A Norfolk care home is pioneering a fresh approach to wellbeing that makes it the shared responsibility of every member of its team
A Norfolk care home is pioneering a fresh approach to wellbeing that makes it the shared responsibility of every member of its team – from manager to domestic - to keep residents active and content. The staff at Brooke House care home, in Brooke, near Norwich, have been learning from wellbeing coordinator Amber Darbyshire how meaningful activities can be as simple as helping with the dusting or peeling vegetables to painting a fence or weeding the garden; they all help to reconnect people with their former lives. A programme devised by Oomph, a company which specialises in the wellbeing of elderly people, is being trialled at Brooke House and will be rolled out to other Kingsley Healthcare homes if it proves successful. Kingsley operations manager Helen Gosling said: “Organising activities cannot just be the job of activities coordinators; they can lead and co-ordinate but there has to be a whole team approach.
“This is something that we are already familiar with at Kingsley but the Oomph training takes things to a new level.” Ms. Darbyshire said: “My wider team training is about recognising that activities are not just things like bingo and arts and crafts that are structured for set times of the day. “They are any meaningful interactions with residents – and they should start from the moment they wake up to when they go to bed.” She said all members of staff could involve residents in their everyday work whether it was a housekeeper giving someone a duster or a laundry person asking people to pair up socks. “It is about turning everyday happenings into highlights. For some residents, it might make their day to help Brooke’s maintenance man Pete Lloyd paint a fence,” she said.

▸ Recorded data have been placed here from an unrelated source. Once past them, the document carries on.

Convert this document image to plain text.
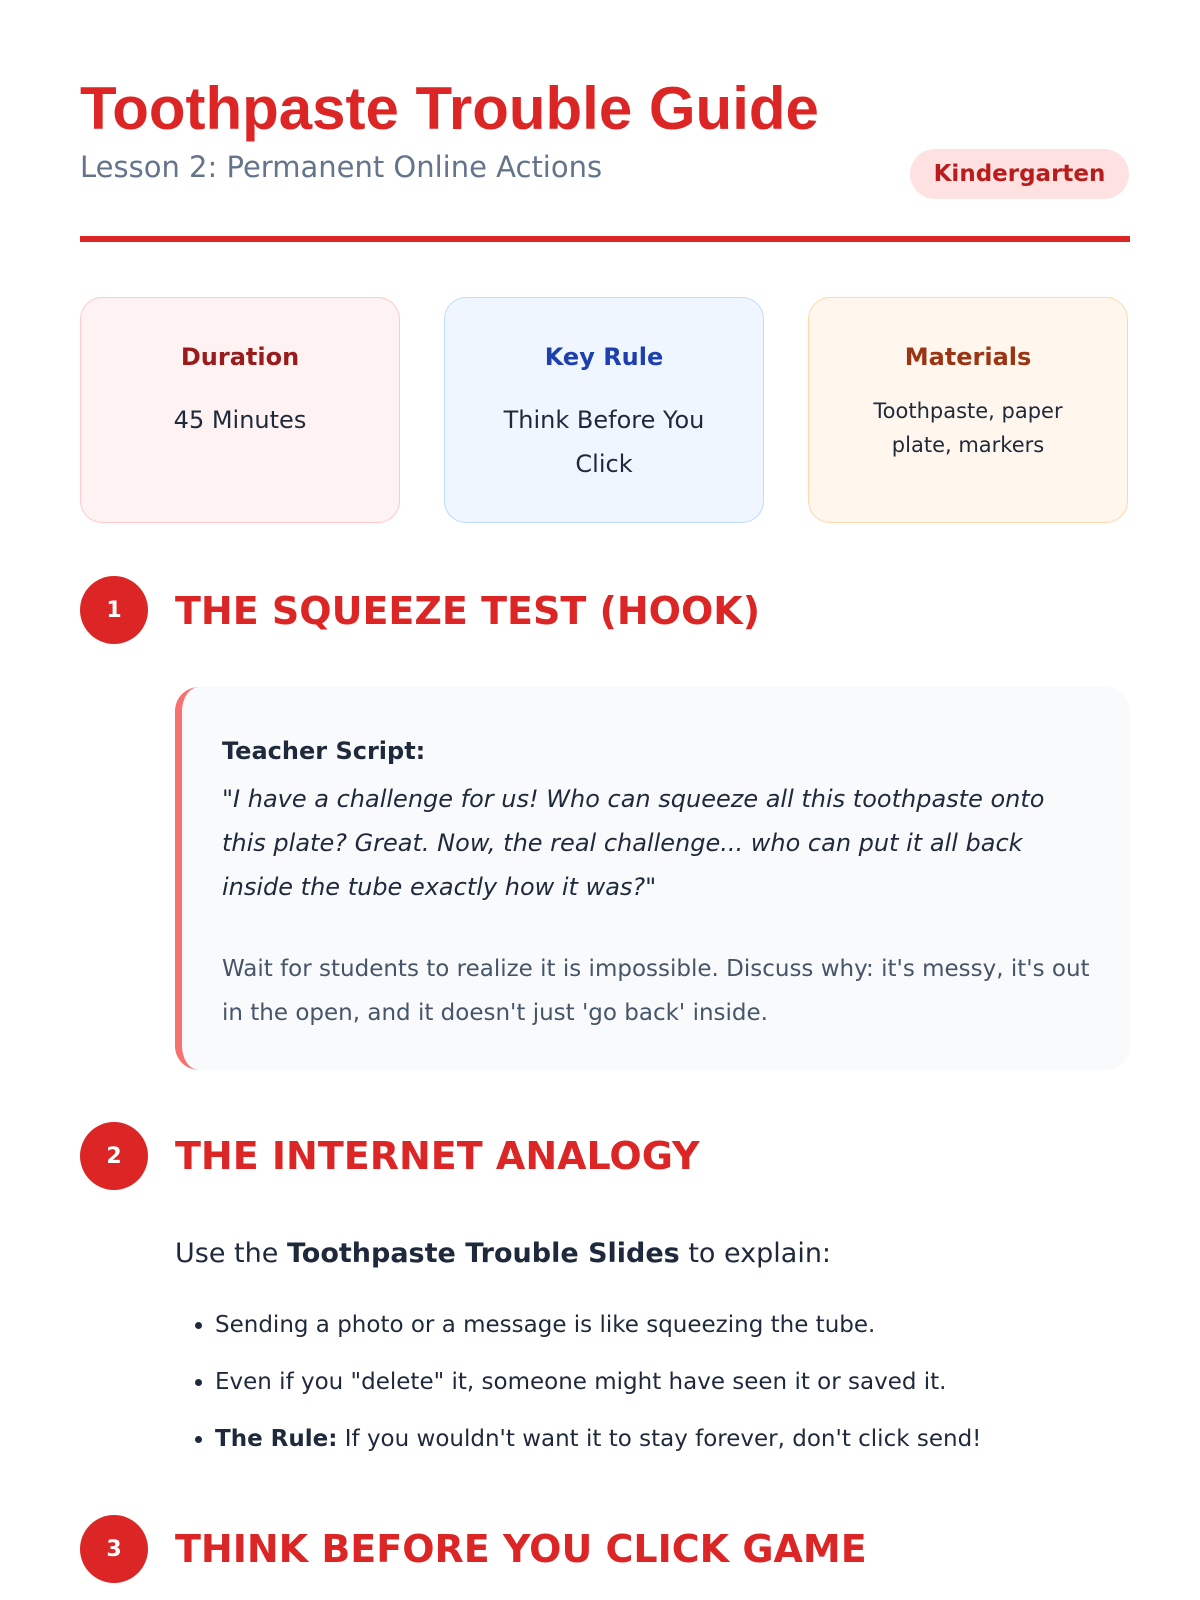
Toothpaste Trouble Guide
Lesson 2: Permanent Online Actions	Kindergarten
Duration
45 Minutes
Key Rule
Think Before You Click
Materials
Toothpaste, paper plate, markers
1	THE SQUEEZE TEST (HOOK)
Teacher Script:
"I have a challenge for us! Who can squeeze all this toothpaste onto this plate? Great. Now, the real challenge... who can put it all back inside the tube exactly how it was?"
Wait for students to realize it is impossible. Discuss why: it's messy, it's out in the open, and it doesn't just 'go back' inside.
2	THE INTERNET ANALOGY
Use the Toothpaste Trouble Slides to explain:
• Sending a photo or a message is like squeezing the tube.
• Even if you "delete" it, someone might have seen it or saved it.
• The Rule: If you wouldn't want it to stay forever, don't click send!
3	THINK BEFORE YOU CLICK GAME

“If a member of staff is going to have a cup of tea with a resident, I’d say, ‘take them with you to make it’. There are some elements of making tea they can still do. It is all about inclusion.” Mrs. Gosling said: “We started this philosophy even at the recruitment stage for our new nursing home in Hadleigh. “Nurses for example don’t just give out medication and involve themselves in clinical matters; they engage in social activities such as taking someone for a walk in the garden. We are all in a home – the residents’ home – and it needs to be a homely environment.” As part of the Oomph training, staff are being instructed in how to oversee safe chair-based exercises. “It is fun and enjoyable with great music and gets everybody going,” said Ms. Darbyshire.